A great moment in the film involves Clive and the host of a radio show similar to Art Bell’s Coast to Coast AM, as Clive’s told in no uncertain terms that the show is merely hawking paranormal belief to boost the number of listeners: “Yknow this aint exactly NPR.” While there’s more gravity connected to this moment within Hellcat, Bodell’s film, if only briefly, touches on grifters conning people into real, and dangerous, states of mind despite not believing in what they’re saying. This goes to the extreme in the film while it still reflects very real problems—Hellcat‘s radio host could be seen akin to someone like Alex Jones, just for the paranormal. At the same time, Clive’s ideas about a certain horrifying subject prove not to be so crazy once all is said and done, though that doesn’t mean his methods are perfect or non-destructive.

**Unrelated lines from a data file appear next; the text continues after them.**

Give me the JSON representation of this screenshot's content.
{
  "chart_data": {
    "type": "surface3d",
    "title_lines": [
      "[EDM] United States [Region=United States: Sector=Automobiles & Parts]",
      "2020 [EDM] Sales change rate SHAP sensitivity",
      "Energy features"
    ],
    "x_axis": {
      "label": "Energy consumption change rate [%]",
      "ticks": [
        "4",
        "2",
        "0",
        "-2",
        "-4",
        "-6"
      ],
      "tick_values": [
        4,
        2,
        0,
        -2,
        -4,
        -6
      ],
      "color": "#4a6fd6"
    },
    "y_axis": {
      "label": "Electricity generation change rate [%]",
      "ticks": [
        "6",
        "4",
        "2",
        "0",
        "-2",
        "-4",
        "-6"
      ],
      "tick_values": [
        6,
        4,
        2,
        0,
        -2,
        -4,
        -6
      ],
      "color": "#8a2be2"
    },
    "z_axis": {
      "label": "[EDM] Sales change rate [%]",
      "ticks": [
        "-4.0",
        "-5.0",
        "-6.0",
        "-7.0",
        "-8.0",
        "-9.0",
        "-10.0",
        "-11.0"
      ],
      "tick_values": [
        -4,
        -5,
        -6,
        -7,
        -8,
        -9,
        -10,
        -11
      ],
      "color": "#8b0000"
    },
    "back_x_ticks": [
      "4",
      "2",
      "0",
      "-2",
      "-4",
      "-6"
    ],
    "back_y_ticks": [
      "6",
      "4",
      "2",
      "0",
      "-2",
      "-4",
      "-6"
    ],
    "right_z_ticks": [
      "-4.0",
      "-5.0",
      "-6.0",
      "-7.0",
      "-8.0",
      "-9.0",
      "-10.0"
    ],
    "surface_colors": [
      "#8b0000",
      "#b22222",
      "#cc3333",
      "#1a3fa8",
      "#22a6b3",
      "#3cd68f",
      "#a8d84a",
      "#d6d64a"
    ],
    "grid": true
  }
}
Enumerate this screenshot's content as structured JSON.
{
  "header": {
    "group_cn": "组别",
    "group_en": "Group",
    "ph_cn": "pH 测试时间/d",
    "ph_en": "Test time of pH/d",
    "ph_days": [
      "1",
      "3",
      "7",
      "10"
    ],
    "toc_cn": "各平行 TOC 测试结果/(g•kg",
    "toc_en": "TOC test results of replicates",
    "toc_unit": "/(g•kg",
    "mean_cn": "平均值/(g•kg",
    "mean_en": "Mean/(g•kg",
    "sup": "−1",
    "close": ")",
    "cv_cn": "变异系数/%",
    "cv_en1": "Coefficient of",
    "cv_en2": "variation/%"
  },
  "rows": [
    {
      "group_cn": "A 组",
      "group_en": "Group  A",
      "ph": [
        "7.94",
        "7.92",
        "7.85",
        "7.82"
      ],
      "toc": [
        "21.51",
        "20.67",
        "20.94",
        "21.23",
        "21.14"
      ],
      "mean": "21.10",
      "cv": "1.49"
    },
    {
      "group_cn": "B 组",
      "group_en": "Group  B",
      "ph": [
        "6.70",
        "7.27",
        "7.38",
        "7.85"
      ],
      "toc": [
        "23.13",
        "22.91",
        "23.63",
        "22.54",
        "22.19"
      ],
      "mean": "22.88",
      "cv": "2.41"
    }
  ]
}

Bodell’s film is creepy and tense while it also has a sliver of warmth buried in its core. Hellcat deals with the highs and the lows of belief. Lena and Clive are forced to confront what they believe—not only about the terrifying matters at hand, but about themselves. In the face of their respective losses, they each face new personal worlds. And they have more in common than it first seems, too. Hellcat deals with two emotionally wounded people fleeing personal darkness who’ve collided in a twist of fate, and it depicts how their collision transforms them. This is a film that deals and plays with belief in order to ultimately expand what is possible, from the personal to the paranormal.